Just Hospitality: God's Welcome in a World of Difference
This book is a work of love. Letty Russell, longtime professor at Yale Divinity School, died July 12, 2007, in her home, surrounded by family and friends in a way that epitomized her own practice of hospitality. Two of her close friends, her longtime companion and collaborator, J. Shannon Clarkson, and her student and teaching assistant, Kate M. Ott, decided to put together the book on hospitality that she was committed to writing. This was a major task. Although Russell had lectured and taught on hospitality for years, she had not yet begun to write the book. Clarkson and Ott constructed this volume from her voluminous notes, her lectures and the syllabi of her classes. They were uniquely qualified to put themselves into Russell’s mind in order to edit her book, and we are the beneficiaries of their love and commitment.
For Russell, hospitality is central to the mission of the church. It is above all a work of justice-making, expressing love across human differences that have long been sources of injustice and oppression. She employed a postcolonial lens to analyze the differences that divide the world. We are all the product of centuries of colonial oppression that have shaped the church as well as society. And not only does the colonizer/colonized divide separate us from one another, we stand on different sides of this divide within ourselves. We all partake of different kinds of hybridity, being privileged in certain ways and disprivileged in others.
Always something of a misfit in both American society and her church, Russell began serving as a pastor in 1951 and was one of the first women ordained in the United Presbyterian Church (in 1958). In her later years she was excluded from a pastorate because she was a lesbian. In reaching out to empower women leaders of Asia, Africa and Latin America in the Doctor of Ministry program she created for them at San Francisco Theological Seminary, she was always aware of her own privilege as a white American theology professor. She sought to use her power to empower other women without patronizing or demeaning them. Just hospitality requires growing self-knowledge as well as communication with the other to create communities of mutual flourishing.

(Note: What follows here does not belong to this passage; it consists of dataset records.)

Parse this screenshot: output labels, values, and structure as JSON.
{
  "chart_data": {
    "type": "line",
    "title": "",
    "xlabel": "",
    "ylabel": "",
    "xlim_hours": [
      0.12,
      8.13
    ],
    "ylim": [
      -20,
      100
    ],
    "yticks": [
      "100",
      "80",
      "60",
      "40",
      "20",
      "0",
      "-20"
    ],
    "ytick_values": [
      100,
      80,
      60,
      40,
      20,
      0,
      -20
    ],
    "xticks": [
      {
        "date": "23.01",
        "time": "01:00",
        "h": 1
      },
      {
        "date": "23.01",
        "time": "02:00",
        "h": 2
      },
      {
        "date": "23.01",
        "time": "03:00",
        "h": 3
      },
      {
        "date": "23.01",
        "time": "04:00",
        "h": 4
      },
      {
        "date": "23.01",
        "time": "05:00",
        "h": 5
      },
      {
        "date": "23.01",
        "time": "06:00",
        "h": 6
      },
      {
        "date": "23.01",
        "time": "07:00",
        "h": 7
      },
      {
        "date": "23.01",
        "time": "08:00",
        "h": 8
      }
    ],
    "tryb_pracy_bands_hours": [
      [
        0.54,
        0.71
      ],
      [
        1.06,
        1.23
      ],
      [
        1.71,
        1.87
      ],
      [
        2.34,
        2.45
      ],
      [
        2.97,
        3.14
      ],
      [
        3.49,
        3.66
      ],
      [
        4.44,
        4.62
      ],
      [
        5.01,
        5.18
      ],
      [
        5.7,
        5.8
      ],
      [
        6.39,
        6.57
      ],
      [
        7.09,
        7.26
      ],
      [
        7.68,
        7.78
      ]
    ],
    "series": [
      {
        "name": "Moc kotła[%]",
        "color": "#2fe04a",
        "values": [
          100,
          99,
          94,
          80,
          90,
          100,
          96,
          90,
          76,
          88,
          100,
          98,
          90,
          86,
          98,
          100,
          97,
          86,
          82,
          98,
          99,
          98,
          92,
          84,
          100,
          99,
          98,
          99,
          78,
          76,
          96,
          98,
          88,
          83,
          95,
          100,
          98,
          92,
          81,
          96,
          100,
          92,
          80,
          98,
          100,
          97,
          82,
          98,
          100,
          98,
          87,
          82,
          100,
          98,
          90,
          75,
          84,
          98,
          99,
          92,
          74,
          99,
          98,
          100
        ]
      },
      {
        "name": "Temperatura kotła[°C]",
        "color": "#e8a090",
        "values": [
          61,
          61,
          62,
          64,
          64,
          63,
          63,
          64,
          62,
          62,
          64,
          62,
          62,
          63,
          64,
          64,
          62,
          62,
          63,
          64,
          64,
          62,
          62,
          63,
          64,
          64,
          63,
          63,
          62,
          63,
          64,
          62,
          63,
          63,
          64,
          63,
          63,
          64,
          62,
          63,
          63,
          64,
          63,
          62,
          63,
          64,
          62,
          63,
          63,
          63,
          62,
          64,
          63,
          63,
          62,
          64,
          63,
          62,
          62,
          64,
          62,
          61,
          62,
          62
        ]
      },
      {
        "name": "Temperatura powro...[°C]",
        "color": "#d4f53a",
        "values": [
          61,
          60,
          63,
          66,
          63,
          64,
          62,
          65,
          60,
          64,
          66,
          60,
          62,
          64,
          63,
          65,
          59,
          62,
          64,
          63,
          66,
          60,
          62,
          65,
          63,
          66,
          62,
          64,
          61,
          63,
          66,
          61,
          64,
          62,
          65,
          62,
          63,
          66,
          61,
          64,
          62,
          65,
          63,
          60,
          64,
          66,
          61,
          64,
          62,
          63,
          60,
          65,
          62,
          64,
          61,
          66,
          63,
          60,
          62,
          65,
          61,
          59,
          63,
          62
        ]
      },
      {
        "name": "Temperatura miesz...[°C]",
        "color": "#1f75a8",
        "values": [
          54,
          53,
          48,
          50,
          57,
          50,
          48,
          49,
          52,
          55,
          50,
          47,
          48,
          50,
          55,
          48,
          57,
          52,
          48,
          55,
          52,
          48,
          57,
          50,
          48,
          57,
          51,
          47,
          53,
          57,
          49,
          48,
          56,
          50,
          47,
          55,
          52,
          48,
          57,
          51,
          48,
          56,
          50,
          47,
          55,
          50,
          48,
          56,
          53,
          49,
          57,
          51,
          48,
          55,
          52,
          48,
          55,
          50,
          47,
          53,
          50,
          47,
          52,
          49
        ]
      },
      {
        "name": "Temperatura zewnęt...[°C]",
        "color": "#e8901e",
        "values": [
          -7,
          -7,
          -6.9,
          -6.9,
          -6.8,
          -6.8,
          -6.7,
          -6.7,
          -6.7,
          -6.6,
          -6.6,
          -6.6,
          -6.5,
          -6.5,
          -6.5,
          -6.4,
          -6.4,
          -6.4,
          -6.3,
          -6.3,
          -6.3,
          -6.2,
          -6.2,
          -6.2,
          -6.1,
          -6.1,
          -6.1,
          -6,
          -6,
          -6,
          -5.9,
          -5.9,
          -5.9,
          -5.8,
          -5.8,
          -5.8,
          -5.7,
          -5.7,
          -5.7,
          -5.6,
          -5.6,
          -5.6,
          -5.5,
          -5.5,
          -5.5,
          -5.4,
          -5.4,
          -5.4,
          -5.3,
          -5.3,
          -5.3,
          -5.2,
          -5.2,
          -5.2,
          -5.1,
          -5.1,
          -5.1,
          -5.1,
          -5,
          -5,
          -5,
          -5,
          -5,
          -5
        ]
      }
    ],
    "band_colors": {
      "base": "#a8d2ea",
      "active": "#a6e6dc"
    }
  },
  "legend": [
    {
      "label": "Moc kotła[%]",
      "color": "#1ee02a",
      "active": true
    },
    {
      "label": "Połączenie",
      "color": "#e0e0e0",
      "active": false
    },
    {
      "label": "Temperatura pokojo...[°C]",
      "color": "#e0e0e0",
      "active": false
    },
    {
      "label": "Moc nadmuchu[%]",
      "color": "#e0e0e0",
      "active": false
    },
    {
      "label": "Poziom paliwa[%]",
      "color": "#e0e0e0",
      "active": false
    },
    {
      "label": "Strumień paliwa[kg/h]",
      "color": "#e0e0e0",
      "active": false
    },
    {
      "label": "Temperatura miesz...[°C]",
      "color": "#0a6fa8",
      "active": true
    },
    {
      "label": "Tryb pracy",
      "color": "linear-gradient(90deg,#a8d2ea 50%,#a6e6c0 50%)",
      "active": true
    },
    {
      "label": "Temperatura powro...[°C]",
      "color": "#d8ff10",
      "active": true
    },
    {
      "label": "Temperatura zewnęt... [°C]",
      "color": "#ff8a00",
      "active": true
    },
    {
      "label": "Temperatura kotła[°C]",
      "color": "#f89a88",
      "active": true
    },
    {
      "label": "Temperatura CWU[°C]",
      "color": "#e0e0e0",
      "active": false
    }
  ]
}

Russell was ever the biblical theologian, and her insightful rereading of key biblical texts is evident in these writings. She knew that the Bible not only can be misread but contains oppressive texts, and that people can use it for “textual harassment” (her term) to reject others. This book helps us to reread the stories of the tower of Babel (Genesis 11) and Pentecost (Acts 2) as keys to a biblical understanding of difference. Difference of language is not bad but a gift of God that prevented the original unity of language from becoming a tool of domination. Moreover, difference of language was not abolished in Pentecost. What happened, rather, is that people were enabled to understand each other even as they spoke different languages. Differences should be celebrated even as we learn to understand each other in our differences.
Hospitality, for Russell, is God’s welcome to us all in our differences. We seek to embody God’s welcome even as we discover God’s presence in the others who receive our welcome. In receiving the stranger, we have “entertained angels without knowing it” (Heb. 13:2). In reaching out to the hungry, the thirsty, the naked, the sick, the imprisoned, we meet Christ in them. In her final book, compiled by friends, Letty Russell gives us a precious summation of her own life as one who sought to welcome the stranger and make the church a truly healing community.